Leserbriefe

Martin Vogt

Von Martin Vogt (Lahr)

Di, 15. September 2020

Lahr

FRIEDRICH-EBERT-PLATZ
Bouleplatz ließe sich wiederherstellen
Zum Leserbrief von Bettina Steuert, die die Umsetzung ihres Stadtgulden-Vorschlags für den Friedrich-Ebert-Platz kritisiert (BZ vom 12. September), meldet sich ein Leser.
Ich stimme Frau Steuert vollumfänglich zu. Schön ist der Platz nicht, wenigstens nicht mehr so wie früher. Ohne großen Aufwand ließe sich der ursprüngliche Bouleplatz wiederherstellen und damit mehr Leben in diesen Teil der Stadt holen.Martin Vogt, Lahr

LAHRER KULTURAMTSLEITER
Berger wird in die rechte Ecke geschoben
Zum Urteilsplatz von BZ-Redakteur Christian Kramberg ("Die Wortwahl ist fehl am Platz", BZ vom 11. September), der Gottfried Bergers Editorial im neuen Spielzeitmagazin kritisiert, äußert sich ein Leser.
Ich möchte Herrn Christian Kramberg heftig widersprechen: Was Herr Berger beschrieben hat – jedenfalls in den Zitaten in diesem Artikel – macht Herr Kramberg genau mit seiner Stellungnahme. Er schreibt "... mit seiner von AfD-Diktion geprägten Aussage... " und schiebt den Kulturamtsleiter in die rechte Ecke. Das unterstreicht er auch noch, indem er plötzlich alle Gegner der Corona-Maßnahmen eben in diese Ecke schiebt.
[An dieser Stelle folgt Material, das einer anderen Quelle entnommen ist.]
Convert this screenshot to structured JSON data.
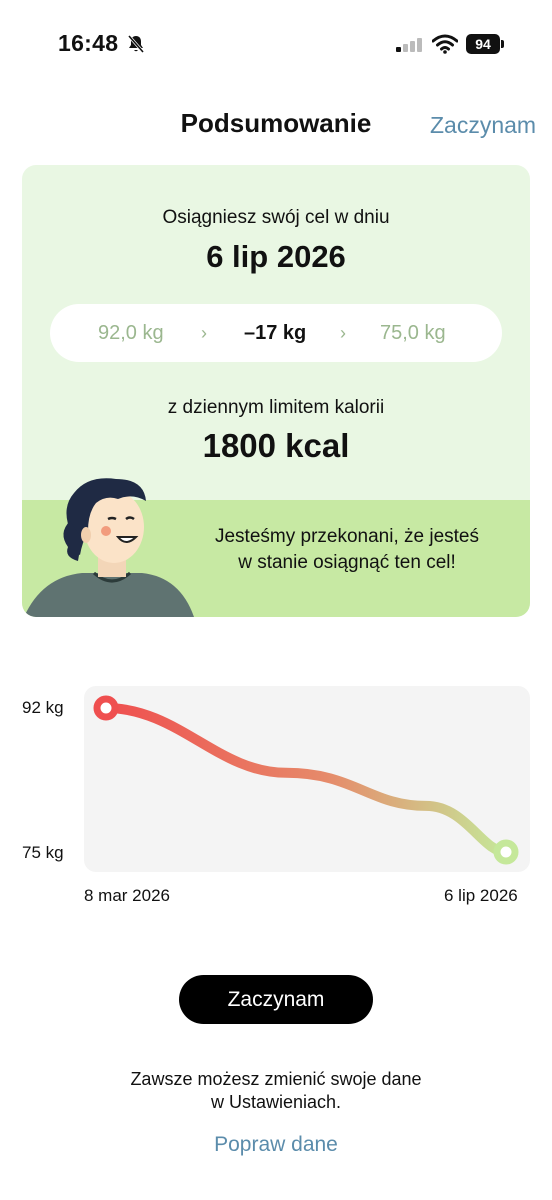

Ja, ich kann ein Lied davon singen: Wer da anderer Meinung ist, wer mit einigen Coronaregeln unzufrieden ist, dem werden sofort die Mäntelchen "rechts" und "AfD" umgehängt – wie hier geschehen. Genau das ist Mainstream. Ich würde in diesem Zusammenhang mal gern die Meinung all derer hören, wie zum Beispiel der Wirte, die am Existenzminimum lavieren oder gar aufgeben müssen, derer, die auf Kongresse und Messen angewiesen sind – Aussteller oder Dienstleister –, die immer noch nicht arbeiten dürfen, die in naher Zukunft keine Perspektive haben. Oder die der selbstständigen Künstler, die zwar Geld bekommen können, das aber nur für Betriebsausgaben verwenden dürfen, zum Beispiel für Postsendungen und Reklame. Dabei ist das unsinnig, weil sie gar nicht auftreten dürfen.

Oder die Meinung der Betriebe, deren Geschäft seit einem halben Jahr brachliegt, die zwar eine bestimmte finanzielle einmalige Hilfe bekommen können, die aber keine Aussicht haben, in den nächsten sechs Monaten wieder arbeiten zu dürfen. Und schließlich all derer, die durch den Corona-Lockdown arbeitslos geworden sind oder noch werden.

Sind die nach Herrn Kramberg jetzt gleich Anhänger der AfD? Oder sollen die als Lockdown-Opfer leise im Kämmerlein vor sich hin weinen? Sollen die nicht auf die Straße gehen dürfen und demonstrieren? Wenn Gottfried Berger zum Ende seiner Amtszeit auf solche Ungerechtigkeiten hinweisen will, dann, ja eben dann schiebt man ihn in die rechte Ecke.